D’abord, la première étape consisterait en la généralisation du mode de scrutin proportionnel à toutes les élections, donnant au peuple une fidèle et solide représentativité et obligeant les élus à travailler à une majorité de projet chaque fois. Mais, Monsieur le Président, vous dérogez sans tarder à ce bel idéal de démocratie, en vous accommodant très bien du vote de scrutin mixte prévu par la réforme Raffarin de 2004. Ce mode mixte visait à barrer la route au Front National dans plusieurs régions françaises, il a finalement servi vos intérêts politiques en vous donnant sur un plateau 22 des 23 régions françaises. De plus, en opposition totale à tout principe d’équité, cette réforme vous octroie, le temps de cette législature, 40 conseillers régionaux supplémentaires qui n’ont aucune légitimité électorale et qui sont le pur produit de la prime majoritaire.

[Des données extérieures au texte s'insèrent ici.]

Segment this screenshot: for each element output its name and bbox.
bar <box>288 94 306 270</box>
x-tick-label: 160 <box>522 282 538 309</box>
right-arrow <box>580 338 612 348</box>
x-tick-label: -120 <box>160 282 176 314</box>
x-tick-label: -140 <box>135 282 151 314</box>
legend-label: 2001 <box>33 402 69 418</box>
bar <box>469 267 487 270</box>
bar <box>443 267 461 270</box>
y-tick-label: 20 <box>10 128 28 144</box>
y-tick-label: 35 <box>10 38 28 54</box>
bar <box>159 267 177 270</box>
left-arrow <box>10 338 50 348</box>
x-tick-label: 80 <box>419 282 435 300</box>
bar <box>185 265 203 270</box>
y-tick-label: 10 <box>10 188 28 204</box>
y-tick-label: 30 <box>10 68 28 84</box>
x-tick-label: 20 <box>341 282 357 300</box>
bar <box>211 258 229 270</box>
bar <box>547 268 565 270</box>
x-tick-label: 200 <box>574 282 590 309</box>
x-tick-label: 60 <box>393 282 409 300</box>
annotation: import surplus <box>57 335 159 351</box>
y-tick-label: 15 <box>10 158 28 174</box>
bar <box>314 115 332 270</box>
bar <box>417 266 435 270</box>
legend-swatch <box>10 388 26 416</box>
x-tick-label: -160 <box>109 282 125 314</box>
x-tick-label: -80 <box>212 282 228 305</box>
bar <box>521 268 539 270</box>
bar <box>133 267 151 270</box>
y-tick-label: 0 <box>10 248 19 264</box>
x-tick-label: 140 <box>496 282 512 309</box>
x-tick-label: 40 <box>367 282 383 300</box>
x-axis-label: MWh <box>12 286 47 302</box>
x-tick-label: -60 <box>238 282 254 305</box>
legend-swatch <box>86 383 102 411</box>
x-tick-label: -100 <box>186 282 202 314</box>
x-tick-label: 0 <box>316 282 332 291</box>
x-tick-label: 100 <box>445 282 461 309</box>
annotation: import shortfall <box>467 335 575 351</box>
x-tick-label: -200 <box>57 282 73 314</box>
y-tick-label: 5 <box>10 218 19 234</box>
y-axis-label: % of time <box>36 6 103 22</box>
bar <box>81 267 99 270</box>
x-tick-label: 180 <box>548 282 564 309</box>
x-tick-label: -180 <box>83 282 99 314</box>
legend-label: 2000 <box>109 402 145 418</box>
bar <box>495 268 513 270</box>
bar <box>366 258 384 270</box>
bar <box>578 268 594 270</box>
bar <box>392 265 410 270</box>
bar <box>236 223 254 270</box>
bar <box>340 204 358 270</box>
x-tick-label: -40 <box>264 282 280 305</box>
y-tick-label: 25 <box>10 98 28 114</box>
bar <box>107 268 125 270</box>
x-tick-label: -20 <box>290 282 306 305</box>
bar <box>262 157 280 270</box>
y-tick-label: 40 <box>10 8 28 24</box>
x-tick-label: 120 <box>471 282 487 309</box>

Ensuite, une fois l’assemblée élue au scrutin proportionnel, il nous paraîtrait légitime d’adopter un système équitable de nomination des groupes politiques relativement aux organismes extérieurs. Encore une fois, vous vous payez de mot et, à la faveur d’un mode de désignation que vous avez choisi, le Front National, groupe de 17 élus, est systématiquement écarté de toute représentation dans les conseils d’administration des lycées par exemple.
Enfin, concernant les grands sujets de société, il serait possible de consulter le peuple directement, Monsieur le Président, par le biais du référendum, expression directe de la souveraineté nationale réservée aux électeurs français, inscrits sur les listes électorales, et prévue par l’article 11 de la Constitution. Mais là non plus cette forme de démocratie directe ne vous plaît guère, car la procédure constitutionnelle a eu la sagesse d’exclure les ressortissants étrangers, qui n’ont rien à faire dans les prises de position politique de leur pays d’accueil.
Pour vous, socialistes, l’UMP n’est pas en reste, consulter directement le peuple c’est courir le risque qu’il vous donne tort. En définitive, vous voulez enfoncer un coin de plus dans notre bel équilibre institutionnel. Vous vous prenez à rêver d’une France débarrassée de tout principe de nation, de toute appartenance à une identité, vous rêvez d’un État cosmopolite, égalitariste, en bref un État faussement démocratique.
Le Front National, comme vous l’avez compris, ne votera pas ce rapport. Il considère comme sacrée la prééminence des Français quand il s’agit d’affaire politique française en France.
Je vous rappelle, pour conclure, que le Front National est farouchement hostile à la mise en œuvre du droit de vote des étrangers aux élections locales, puis nationales dont vous êtes les thuriféraires, il s’agit pour vous d’une arme électorale. Vous flattez une population déracinée devenue conquérante, qui vous sert de réserve électorale et qui donne aux libéraux mondialistes de l’UMP le droit de jouir d’une véritable variable d’ajustement pour mieux peser à la baisse sur les salaires des ouvriers français.
Monsieur le Président, votre fausse démocratie participative est plus qu’une arme, c’est une bombe à retardement, dangereuse pour notre paix civile. Votre allié, Édouard Herriot, parlait de démocratie comme d’une fille légère, vous, socialistes du XXIe siècle, vous nous
vantez cette pseudo-démocratie participative en prenant le risque de déstabiliser gravement notre belle unité nationale. Je vous remercie.